Monday, June 29, 2009

Milbank is Back from Oblivion

So it turns out that Washington Post columnist Dana Milbank did indeed criticize the GW Bush White House for making use of fake reporter James Guckert during news conferences. I relied on a recent Media Matters account, and as Milbank himself points out, Media Matters also has a transcript that proves him right. Here's a bit:
OLBERMANN: But let me ask you, finally, is it fair to contextualize this in light of the well-publicized administration payments to Armstrong Williams and two other columnists to support their policies? Is this a mutation of that? Or is it just lousy judgment? In other words, was he a plant? Or was he just an ineligible presence?

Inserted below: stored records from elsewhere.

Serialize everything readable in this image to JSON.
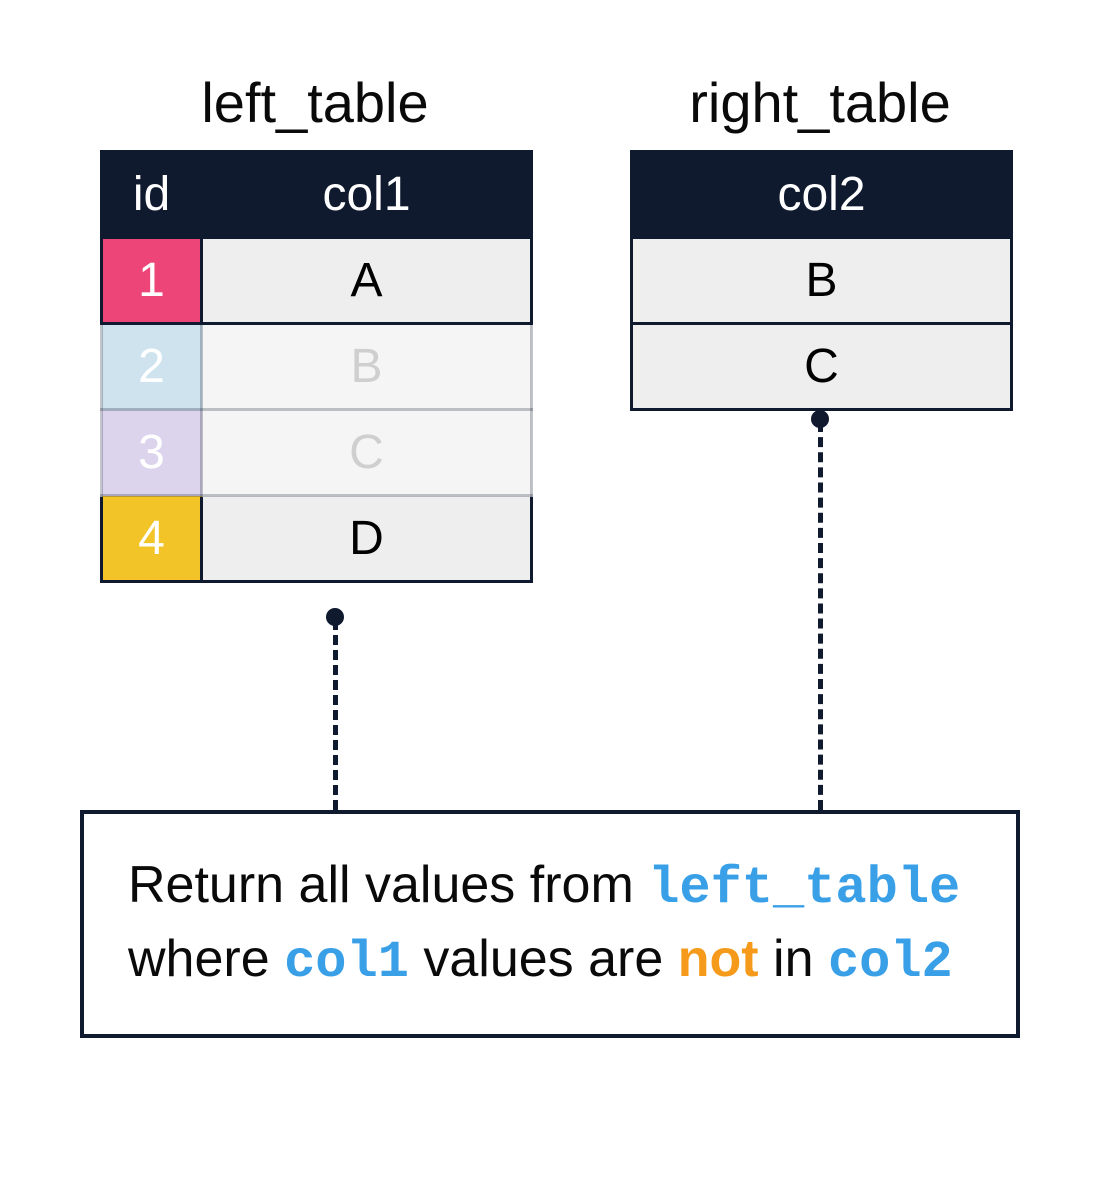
{
  "left_table": {
    "title": "left_table",
    "headers": {
      "id": "id",
      "col1": "col1"
    },
    "rows": [
      {
        "id": "1",
        "val": "A"
      },
      {
        "id": "2",
        "val": "B"
      },
      {
        "id": "3",
        "val": "C"
      },
      {
        "id": "4",
        "val": "D"
      }
    ]
  },
  "right_table": {
    "title": "right_table",
    "headers": {
      "col2": "col2"
    },
    "rows": [
      {
        "val": "B"
      },
      {
        "val": "C"
      }
    ]
  },
  "caption": {
    "t1": "Return all values from ",
    "code_left": "left_table",
    "t2": " where ",
    "code_col1": "col1",
    "t3": " values are ",
    "not": "not",
    "t4": " in ",
    "code_col2": "col2"
  }
}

MILBANK: Well, I think he is probably somewhere in between. You saw from the clips you played there of Scott McClellan turning to him as a life line. I call him a foil. You turn to this guy when you want to get the heat of off of you from another subject.
There is probably no evidence that White House Spokesman McClellan planned in advance to call on Guckert, as the Obama Administration had done with the Huffington Post's Nico Pitney, but it wouldn't surprise me. As much as this pains me, good on Milbank for criticizing the Guckert situation.

I'm still unhappy with his characterization of liberal critics -- who "often accused the White House of planting questioners in news conferences to ask preplanned questions" -- but that's because Milbank makes it sound like an unfounded accusation. It's also not very becoming of him to play veteran reporters-versus-dirty bloggers. And his super-superficial commentary on the national security speeches of Obama and Dick Cheney still makes me freaking wince.

But Milbank is clearly off the list of People Who Are Teh Ur-Platonic Form of Douchebag Individuals. At least for the present. Later in the WaPo chat linked above, Milbank has a more substantive criticism of the Obama White House arranging to call on Huffington Post reporter Pitney.
As I wrote in the Rough Sketch blog a couple of hours after the presser, I thought it was a fine question. Once again, that's not the point. The point is I don't think it's a good idea for the White House to be colluding in secret with the media, even if the result isn't bad. Even Jeff Gannon, for that matter, didn't do any great harm to civilization with the questions he asked -- but it still wasn't a good idea for the White House to allow it.
That's certainly a better point than he made before, but now I'm left thinking that Milbank failed to mention the substance of Pitney's question because avoiding an important point is just the way he writes.

Update: Fairness compels me to say that Eric Boehlert's original Media Matters bit was douche-y.